Mungkin karena setelah momen itu,
kehadiran Ayana menjadi semakin dekat dan spesial bagiku.
“Towa-kun.”
Ada konflik dengan Shuu, teman
masa kecil Ayana dan protagonis dunia ini, setelah pernyataan itu. Namun,
sejak saat itu, kami tidak lagi menjalin kontak apapun di sekolah atau di
tempat lain, dan dia sepertinya menjadi semacam cangkang kosong yang tak bisa
menerima bahwa Ayana telah meninggalkannya.
“Towa-kun…?”
Bagi Ayana dan aku, Shuu bisa
dibilang adalah sosok yang memiliki takdir yang saling terkait dengan kami.
Oleh karena itu, aku seharusnya tak
perlu merasa kasihan pada orang yang kami putuskan untuk berpisah... Meski
seharusnya begitu, lamanya persahabatan dan kenangan yang kami bagi seolah-olah
tertanam dalam diri kami. Entah kenapa, aku merasa kami harus punya titik
temu di mana kami bisa tertawa bersama.
“Towa-kun!!”
"Ya? Ada apa!?"
Dengan teriakan keras, aku
didorong ke belakang dan terjatuh di atas bantal.
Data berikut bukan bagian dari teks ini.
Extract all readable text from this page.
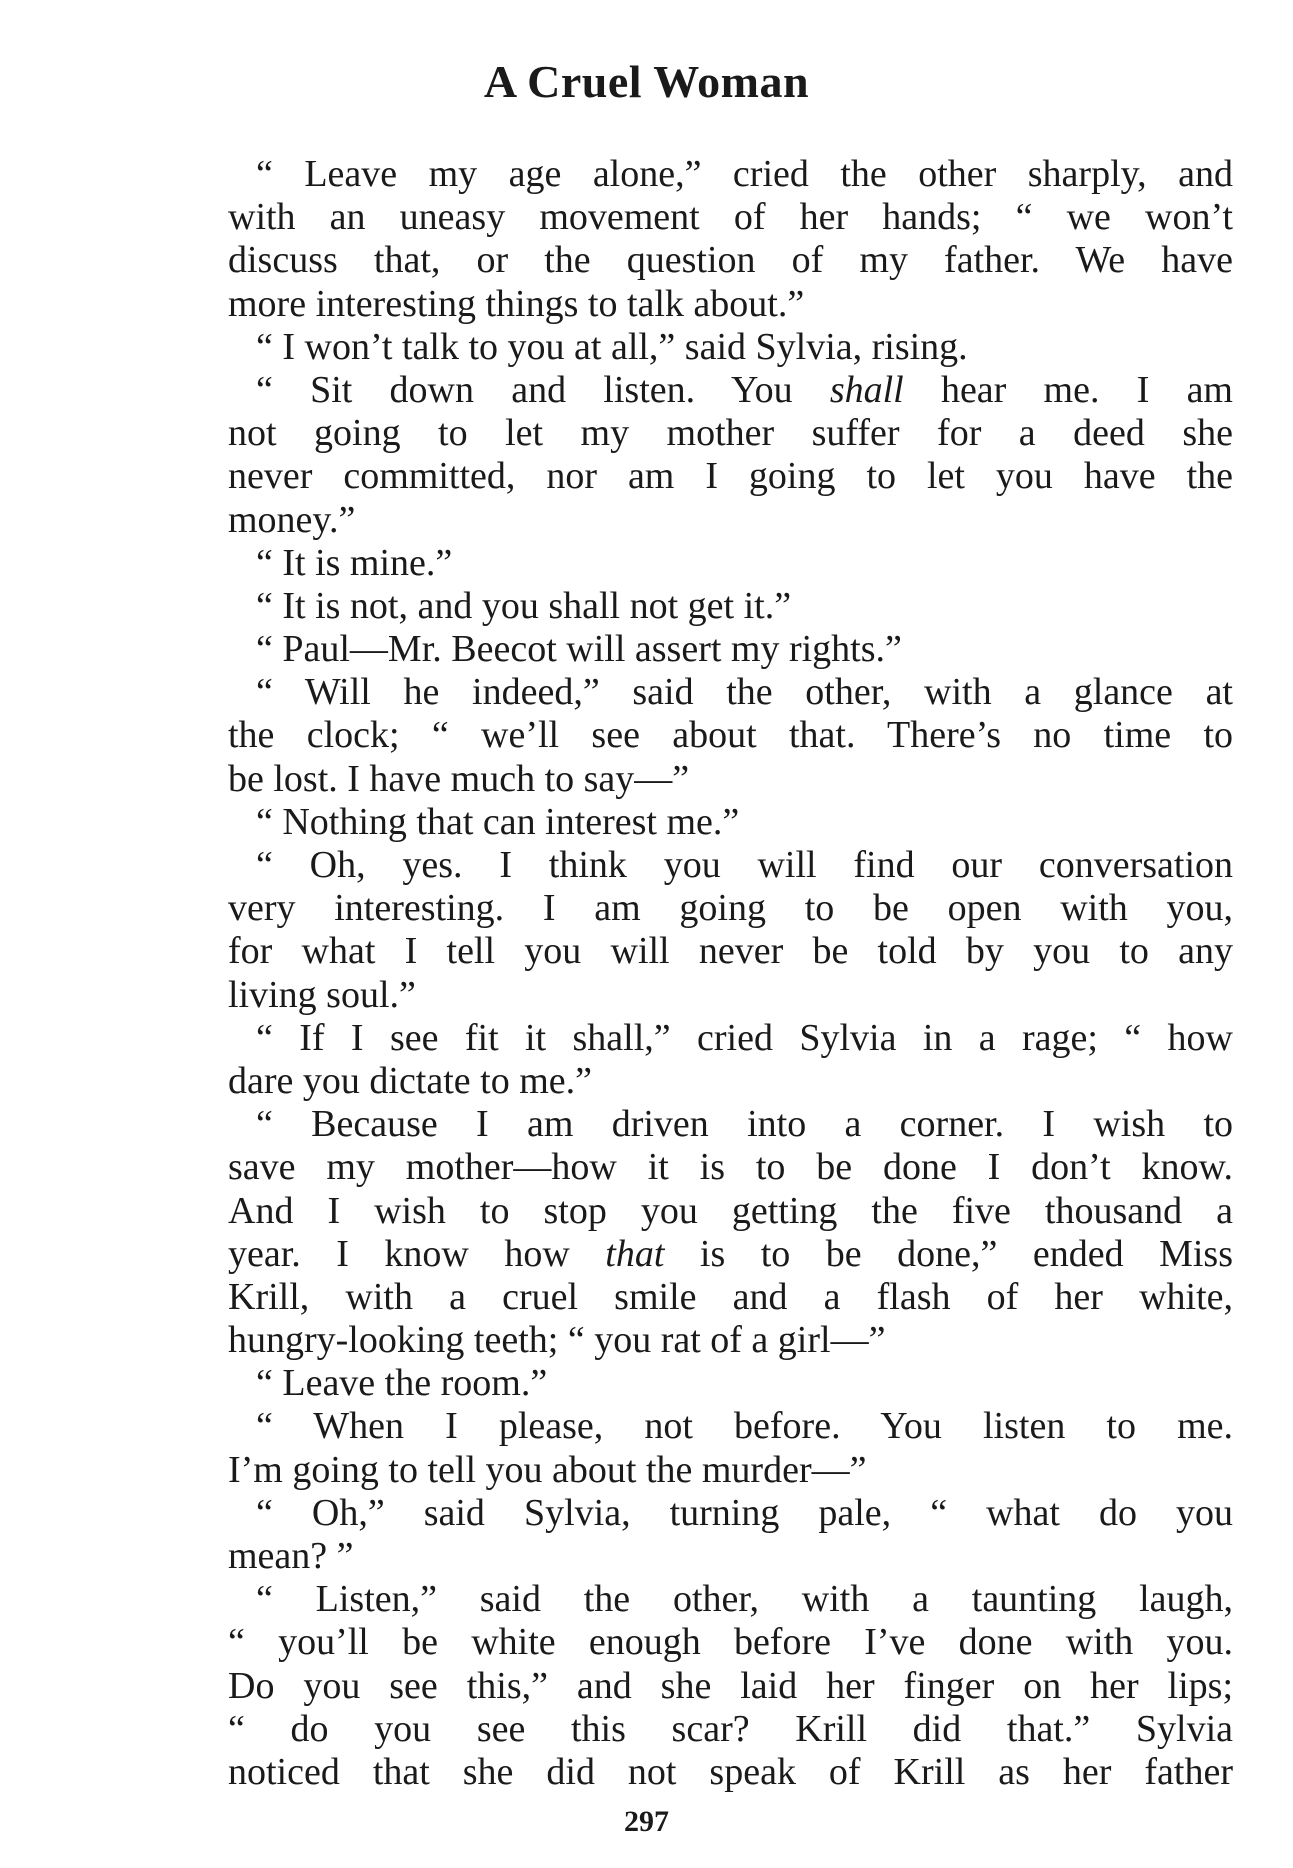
A Cruel Woman
“ Leave my age alone,” cried the other sharply, and
with an uneasy movement of her hands; “ we won’t
discuss that, or the question of my father. We have
more interesting things to talk about.”
“ I won’t talk to you at all,” said Sylvia, rising.
“ Sit down and listen. You shall hear me. I am
not going to let my mother suffer for a deed she
never committed, nor am I going to let you have the
money.”
“ It is mine.”
“ It is not, and you shall not get it.”
“ Paul—Mr. Beecot will assert my rights.”
“ Will he indeed,” said the other, with a glance at
the clock; “ we’ll see about that. There’s no time to
be lost. I have much to say—”
“ Nothing that can interest me.”
“ Oh, yes. I think you will find our conversation
very interesting. I am going to be open with you,
for what I tell you will never be told by you to any
living soul.”
“ If I see fit it shall,” cried Sylvia in a rage; “ how
dare you dictate to me.”
“ Because I am driven into a corner. I wish to
save my mother—how it is to be done I don’t know.
And I wish to stop you getting the five thousand a
year. I know how that is to be done,” ended Miss
Krill, with a cruel smile and a flash of her white,
hungry-looking teeth; “ you rat of a girl—”
“ Leave the room.”
“ When I please, not before. You listen to me.
I’m going to tell you about the murder—”
“ Oh,” said Sylvia, turning pale, “ what do you
mean? ”
“ Listen,” said the other, with a taunting laugh,
“ you’ll be white enough before I’ve done with you.
Do you see this,” and she laid her finger on her lips;
“ do you see this scar? Krill did that.” Sylvia
noticed that she did not speak of Krill as her father
297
Ayana berada di atas pinggangku
dan menatapku, pipinya menggembung. Mungkin aku mengabaikan panggilannya karena
sedang sibuk berpikir?
“Towa-kun! Aku sudah
memanggilmu beberapa kali, jadi tolong dijawab, Mooo!”
“Ahahaha… maaf, maaf.”
Rupanya, tawa gugupku tidak membuat
Ayana senang, dan dia melanjutkan dengan ekspresi kesal di wajahnya.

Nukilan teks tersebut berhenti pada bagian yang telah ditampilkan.